Kettering will house the only fully-equipped ambulance station in north Northamptonshire, after the plans were approved by the East Midlands Ambulance Service board.
Members made the final decision at a board meeting today, Monday.
Kettering will become a ‘hub station’ and serve the northern half of the county, with 11 more standby points across the area.
In the south of the county, Northampton North station is set to be upgraded to a ‘hub’ complete with a workshop and Brackley station will also be an upgraded station minus the workshop.
Deployment standby points will also be in a further 11 points across the south of the county.
The confirmation of the plans come after a three-month public and staff consultation last year on the ‘Being the Best’ plans, which EMAS said would help improve response times to emergency 999 calls.
East Midlands Ambulance Service chief executive Phil Milligan said: “Today our Trust Board met to discuss the final recommendation put forward for our ‘Being the Best’ change programme. This programme sets out how we will improve response times across the East Midlands and ensure that we are providing the right care. The changes will be better for staff, with more support and time to care for patients – not vehicles.
“The final recommendation was created after three months of consultation, and a further two-and-a-half months of engagement allowing our staff and the public including other healthcare providers, councillors and MPs, to have their say and help to shape our plans.
“The way we operate now is simply not delivering the performance that local people deserve and national government expects.
“The aim of our ‘Being the Best’ programme has always been to improve response times to emergency 999 calls and to improve the working lives of our frontline staff.
“The changes we have approved at our Trust Board meeting today will improve performance on life-threatening calls by nearly four per cent. People suffering a serious illness or injury can also expect to receive a faster response. These changes are on top of our announcement last week of 140 more frontline posts and a £120,000 investment in community defibrillators. Far from cutting costs, as has been the claim by some, EMAS is investing in public safety and frontline crews.
“Moving to a hub-and spoke-model means that ambulances will be deployed more efficiently and will be nearer to patients.
“How do we know this? It’s an approach that’s already been successful in the rural south-west as well as the more urban West Midlands.
“This is not all about the bricks-and-mortar of ambulance stations - many of which were built on assumptions more than 50-years old.
“We have approved plans to introduce nine hubs, 19 ambulance stations and 108 community ambulance stations. Having ambulances at Community Ambulance Stations means that we can serve patients better.

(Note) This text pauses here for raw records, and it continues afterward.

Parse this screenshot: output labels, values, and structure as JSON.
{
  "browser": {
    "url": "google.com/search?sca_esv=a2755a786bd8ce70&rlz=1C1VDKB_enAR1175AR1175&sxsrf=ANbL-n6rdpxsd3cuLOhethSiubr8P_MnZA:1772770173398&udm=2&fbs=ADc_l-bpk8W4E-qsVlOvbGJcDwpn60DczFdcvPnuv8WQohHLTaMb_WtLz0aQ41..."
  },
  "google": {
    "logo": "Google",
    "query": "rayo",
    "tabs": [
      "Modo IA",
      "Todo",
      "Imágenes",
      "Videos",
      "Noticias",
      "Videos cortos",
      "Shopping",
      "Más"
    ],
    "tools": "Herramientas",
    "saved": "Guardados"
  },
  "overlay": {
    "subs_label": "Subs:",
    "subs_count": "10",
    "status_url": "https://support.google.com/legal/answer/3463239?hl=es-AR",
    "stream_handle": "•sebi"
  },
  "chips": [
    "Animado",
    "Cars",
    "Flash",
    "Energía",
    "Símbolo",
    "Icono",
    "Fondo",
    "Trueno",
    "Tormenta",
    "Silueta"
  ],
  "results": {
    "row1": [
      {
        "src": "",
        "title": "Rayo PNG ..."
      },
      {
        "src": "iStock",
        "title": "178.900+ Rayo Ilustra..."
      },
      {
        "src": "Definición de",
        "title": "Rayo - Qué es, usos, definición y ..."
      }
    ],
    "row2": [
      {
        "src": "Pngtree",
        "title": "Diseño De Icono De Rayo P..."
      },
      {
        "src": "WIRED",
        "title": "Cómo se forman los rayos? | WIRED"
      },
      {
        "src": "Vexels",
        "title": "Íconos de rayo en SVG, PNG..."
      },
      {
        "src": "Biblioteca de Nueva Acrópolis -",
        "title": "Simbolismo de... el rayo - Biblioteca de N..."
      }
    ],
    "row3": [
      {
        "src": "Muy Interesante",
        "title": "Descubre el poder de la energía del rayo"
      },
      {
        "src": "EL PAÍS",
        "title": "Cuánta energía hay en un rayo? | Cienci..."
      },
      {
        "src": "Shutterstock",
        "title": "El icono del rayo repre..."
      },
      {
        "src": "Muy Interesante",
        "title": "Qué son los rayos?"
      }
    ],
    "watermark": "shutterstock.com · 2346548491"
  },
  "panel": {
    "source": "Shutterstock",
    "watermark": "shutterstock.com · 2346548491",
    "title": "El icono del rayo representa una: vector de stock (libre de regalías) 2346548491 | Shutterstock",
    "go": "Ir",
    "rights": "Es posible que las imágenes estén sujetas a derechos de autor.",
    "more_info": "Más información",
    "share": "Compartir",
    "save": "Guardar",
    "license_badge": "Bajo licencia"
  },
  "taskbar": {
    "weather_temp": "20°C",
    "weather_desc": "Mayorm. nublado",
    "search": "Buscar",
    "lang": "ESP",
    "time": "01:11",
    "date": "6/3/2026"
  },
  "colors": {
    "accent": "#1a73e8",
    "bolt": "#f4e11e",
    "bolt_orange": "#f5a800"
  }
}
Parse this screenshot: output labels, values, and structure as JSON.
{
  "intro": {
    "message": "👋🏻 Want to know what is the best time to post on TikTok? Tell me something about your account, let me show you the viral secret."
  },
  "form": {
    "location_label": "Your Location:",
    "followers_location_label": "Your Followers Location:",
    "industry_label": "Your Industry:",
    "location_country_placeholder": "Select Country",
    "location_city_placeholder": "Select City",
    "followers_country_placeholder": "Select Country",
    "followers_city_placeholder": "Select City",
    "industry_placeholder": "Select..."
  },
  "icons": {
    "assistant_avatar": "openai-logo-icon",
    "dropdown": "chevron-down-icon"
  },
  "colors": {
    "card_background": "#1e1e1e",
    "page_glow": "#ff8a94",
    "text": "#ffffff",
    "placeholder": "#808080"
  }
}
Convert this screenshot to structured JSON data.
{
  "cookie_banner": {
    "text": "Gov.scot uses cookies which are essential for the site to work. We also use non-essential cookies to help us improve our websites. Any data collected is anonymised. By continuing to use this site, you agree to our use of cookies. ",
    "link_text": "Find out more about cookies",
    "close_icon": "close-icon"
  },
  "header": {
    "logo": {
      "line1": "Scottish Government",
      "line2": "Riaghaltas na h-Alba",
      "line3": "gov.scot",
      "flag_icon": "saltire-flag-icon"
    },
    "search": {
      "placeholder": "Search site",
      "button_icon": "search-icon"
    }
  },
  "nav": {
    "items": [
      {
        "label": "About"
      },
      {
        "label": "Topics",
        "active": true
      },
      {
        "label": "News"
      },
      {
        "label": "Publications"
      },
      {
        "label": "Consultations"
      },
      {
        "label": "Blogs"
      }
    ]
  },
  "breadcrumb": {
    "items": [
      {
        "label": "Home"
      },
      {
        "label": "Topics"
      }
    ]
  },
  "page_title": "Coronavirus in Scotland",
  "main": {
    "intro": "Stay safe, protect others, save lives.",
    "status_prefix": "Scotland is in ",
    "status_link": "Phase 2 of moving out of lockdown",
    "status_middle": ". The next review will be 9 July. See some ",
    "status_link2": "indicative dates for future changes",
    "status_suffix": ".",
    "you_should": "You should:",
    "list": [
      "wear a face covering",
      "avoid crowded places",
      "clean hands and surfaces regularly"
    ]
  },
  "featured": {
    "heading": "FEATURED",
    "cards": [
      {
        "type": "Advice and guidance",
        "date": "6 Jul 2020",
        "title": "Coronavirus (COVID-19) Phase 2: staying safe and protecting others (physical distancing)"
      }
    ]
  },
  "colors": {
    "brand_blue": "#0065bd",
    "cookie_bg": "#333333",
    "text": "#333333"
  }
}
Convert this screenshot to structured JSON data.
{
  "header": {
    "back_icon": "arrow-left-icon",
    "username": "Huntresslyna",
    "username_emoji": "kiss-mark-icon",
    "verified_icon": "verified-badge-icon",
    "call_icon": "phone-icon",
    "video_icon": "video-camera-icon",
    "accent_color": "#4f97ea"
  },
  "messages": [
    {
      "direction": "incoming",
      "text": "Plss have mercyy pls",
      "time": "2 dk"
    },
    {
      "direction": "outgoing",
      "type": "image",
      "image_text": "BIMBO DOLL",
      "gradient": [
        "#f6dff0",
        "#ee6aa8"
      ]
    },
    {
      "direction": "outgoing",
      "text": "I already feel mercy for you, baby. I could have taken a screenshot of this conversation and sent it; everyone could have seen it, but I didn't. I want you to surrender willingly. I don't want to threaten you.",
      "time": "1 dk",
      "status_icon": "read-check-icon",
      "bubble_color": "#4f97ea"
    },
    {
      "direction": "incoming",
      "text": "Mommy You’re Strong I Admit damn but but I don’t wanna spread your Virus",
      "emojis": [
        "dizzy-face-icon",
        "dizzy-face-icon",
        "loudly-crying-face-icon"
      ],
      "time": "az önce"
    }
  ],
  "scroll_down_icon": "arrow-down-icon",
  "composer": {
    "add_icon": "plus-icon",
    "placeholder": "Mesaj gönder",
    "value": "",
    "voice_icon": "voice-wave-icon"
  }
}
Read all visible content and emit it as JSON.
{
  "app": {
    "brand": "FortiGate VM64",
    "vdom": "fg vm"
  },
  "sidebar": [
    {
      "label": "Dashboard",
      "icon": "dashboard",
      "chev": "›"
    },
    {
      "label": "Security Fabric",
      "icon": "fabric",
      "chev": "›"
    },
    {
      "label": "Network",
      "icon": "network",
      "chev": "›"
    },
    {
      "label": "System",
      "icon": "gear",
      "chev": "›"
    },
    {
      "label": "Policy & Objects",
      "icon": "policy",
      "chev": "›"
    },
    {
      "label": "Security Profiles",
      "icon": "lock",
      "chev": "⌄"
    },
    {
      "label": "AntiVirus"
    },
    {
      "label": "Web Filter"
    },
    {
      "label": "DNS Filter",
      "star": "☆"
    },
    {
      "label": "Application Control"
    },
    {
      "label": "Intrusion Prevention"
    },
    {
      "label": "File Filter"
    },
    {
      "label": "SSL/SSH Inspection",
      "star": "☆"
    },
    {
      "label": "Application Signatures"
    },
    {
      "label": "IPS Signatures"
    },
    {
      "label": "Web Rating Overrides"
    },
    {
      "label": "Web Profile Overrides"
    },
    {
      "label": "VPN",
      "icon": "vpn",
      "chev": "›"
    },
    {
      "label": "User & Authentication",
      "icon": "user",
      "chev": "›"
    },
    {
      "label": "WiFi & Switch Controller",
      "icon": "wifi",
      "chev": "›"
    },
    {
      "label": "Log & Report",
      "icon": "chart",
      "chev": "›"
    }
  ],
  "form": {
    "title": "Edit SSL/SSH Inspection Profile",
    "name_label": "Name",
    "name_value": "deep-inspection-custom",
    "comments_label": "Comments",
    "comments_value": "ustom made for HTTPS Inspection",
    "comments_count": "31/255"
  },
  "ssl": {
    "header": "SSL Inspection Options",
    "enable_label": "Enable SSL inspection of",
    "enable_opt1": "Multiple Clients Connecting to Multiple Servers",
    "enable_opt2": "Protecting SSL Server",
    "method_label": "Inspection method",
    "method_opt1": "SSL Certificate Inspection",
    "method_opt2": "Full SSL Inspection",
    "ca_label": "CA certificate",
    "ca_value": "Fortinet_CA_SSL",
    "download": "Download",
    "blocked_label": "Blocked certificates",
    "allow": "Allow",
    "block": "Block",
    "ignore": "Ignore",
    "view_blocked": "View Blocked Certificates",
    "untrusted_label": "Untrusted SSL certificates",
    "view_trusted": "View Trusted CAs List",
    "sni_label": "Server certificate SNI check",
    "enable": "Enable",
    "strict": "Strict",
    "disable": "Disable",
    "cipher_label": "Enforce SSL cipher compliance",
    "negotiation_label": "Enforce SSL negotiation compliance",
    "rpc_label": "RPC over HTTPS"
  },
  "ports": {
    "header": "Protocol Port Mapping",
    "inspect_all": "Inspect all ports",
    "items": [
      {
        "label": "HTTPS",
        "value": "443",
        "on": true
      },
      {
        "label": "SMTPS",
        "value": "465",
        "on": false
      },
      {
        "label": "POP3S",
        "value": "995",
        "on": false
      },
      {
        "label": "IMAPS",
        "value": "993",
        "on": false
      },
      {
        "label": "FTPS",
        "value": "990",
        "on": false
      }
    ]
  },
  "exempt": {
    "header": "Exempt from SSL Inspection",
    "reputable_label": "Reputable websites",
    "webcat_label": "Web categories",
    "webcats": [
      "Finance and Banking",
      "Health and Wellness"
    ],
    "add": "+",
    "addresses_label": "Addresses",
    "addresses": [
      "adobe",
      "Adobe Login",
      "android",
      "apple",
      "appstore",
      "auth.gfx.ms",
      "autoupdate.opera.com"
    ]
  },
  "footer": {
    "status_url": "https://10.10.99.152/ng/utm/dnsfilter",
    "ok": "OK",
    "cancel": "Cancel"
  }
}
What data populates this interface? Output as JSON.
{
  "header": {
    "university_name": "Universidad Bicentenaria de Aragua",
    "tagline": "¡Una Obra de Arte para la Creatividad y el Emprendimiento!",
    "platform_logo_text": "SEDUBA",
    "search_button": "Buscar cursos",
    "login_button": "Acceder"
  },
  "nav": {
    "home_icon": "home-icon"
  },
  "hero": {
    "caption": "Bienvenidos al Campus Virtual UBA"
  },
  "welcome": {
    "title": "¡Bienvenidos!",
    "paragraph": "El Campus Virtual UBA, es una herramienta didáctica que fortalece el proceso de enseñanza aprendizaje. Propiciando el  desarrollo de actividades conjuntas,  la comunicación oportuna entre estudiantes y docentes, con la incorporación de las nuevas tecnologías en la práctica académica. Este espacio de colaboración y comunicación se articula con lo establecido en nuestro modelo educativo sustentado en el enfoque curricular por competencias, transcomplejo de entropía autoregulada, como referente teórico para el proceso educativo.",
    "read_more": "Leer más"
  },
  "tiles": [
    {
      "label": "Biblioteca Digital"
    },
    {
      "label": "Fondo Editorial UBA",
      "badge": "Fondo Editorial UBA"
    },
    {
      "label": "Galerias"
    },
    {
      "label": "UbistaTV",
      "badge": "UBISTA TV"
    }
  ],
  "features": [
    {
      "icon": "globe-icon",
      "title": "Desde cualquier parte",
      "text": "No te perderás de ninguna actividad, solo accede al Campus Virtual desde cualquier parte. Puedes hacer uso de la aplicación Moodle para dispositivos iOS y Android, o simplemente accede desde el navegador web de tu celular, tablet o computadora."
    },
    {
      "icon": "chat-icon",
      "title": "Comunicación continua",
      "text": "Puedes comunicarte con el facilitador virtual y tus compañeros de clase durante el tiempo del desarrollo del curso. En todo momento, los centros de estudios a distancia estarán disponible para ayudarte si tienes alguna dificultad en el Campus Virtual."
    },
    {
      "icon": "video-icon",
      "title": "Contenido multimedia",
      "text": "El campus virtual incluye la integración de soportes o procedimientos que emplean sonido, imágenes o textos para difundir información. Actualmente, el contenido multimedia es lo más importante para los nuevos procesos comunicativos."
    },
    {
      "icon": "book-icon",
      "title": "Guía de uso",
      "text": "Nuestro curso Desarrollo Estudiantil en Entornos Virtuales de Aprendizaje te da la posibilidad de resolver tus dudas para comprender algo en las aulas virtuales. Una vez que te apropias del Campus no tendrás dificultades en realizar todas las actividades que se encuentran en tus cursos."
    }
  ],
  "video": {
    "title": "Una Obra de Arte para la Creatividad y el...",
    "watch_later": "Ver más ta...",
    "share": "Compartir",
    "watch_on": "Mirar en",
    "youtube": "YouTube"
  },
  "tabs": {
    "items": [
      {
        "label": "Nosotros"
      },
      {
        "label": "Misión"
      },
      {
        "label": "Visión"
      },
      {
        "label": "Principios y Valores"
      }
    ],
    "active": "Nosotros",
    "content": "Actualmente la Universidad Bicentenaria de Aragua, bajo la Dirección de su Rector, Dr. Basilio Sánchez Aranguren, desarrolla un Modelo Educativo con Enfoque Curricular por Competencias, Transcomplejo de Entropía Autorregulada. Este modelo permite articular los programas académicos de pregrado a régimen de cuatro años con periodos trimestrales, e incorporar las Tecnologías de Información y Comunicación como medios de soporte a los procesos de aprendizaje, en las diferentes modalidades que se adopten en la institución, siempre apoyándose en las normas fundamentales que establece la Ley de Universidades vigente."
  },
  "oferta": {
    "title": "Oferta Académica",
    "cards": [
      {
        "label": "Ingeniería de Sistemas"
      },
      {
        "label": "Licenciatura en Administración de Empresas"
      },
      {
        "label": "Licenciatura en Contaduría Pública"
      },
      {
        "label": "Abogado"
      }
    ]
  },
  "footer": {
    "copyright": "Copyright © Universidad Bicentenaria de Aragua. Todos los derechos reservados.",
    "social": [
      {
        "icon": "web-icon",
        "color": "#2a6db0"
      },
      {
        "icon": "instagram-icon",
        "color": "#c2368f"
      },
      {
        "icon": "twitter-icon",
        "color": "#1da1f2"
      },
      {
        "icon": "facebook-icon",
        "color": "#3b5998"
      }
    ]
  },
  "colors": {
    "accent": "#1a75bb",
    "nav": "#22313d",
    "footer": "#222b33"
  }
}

“Clinicians will be supported by Make Ready teams based at each hub and ambulance station to clean and stock our emergency vehicles, thereby allowing our skilled crews to get out on the road faster to respond to calls and ensuring that they have the right equipment with them.
“The introduction of community ambulance stations will mean crews no longer have to return to large urban-centre ambulance stations and will be less likely to be drawn away from more rural areas. Indeed, we have also announced a trial of community paramedic schemes – which will see paramedics ring-fenced to a rural area, ensuring a local presence.
“This is a five year plan and changes to our estate will not be immediate.
“We will use the next three to six months of the new financial year to progress our planning and implementation of the 108 community ambulance stations, twinning of the proposed existing ambulance stations and further development of the estate strategy.
“We believe that these changes will improve response times and our aims of better patient care, faster responses and improved working lives for our staff will be achieved.”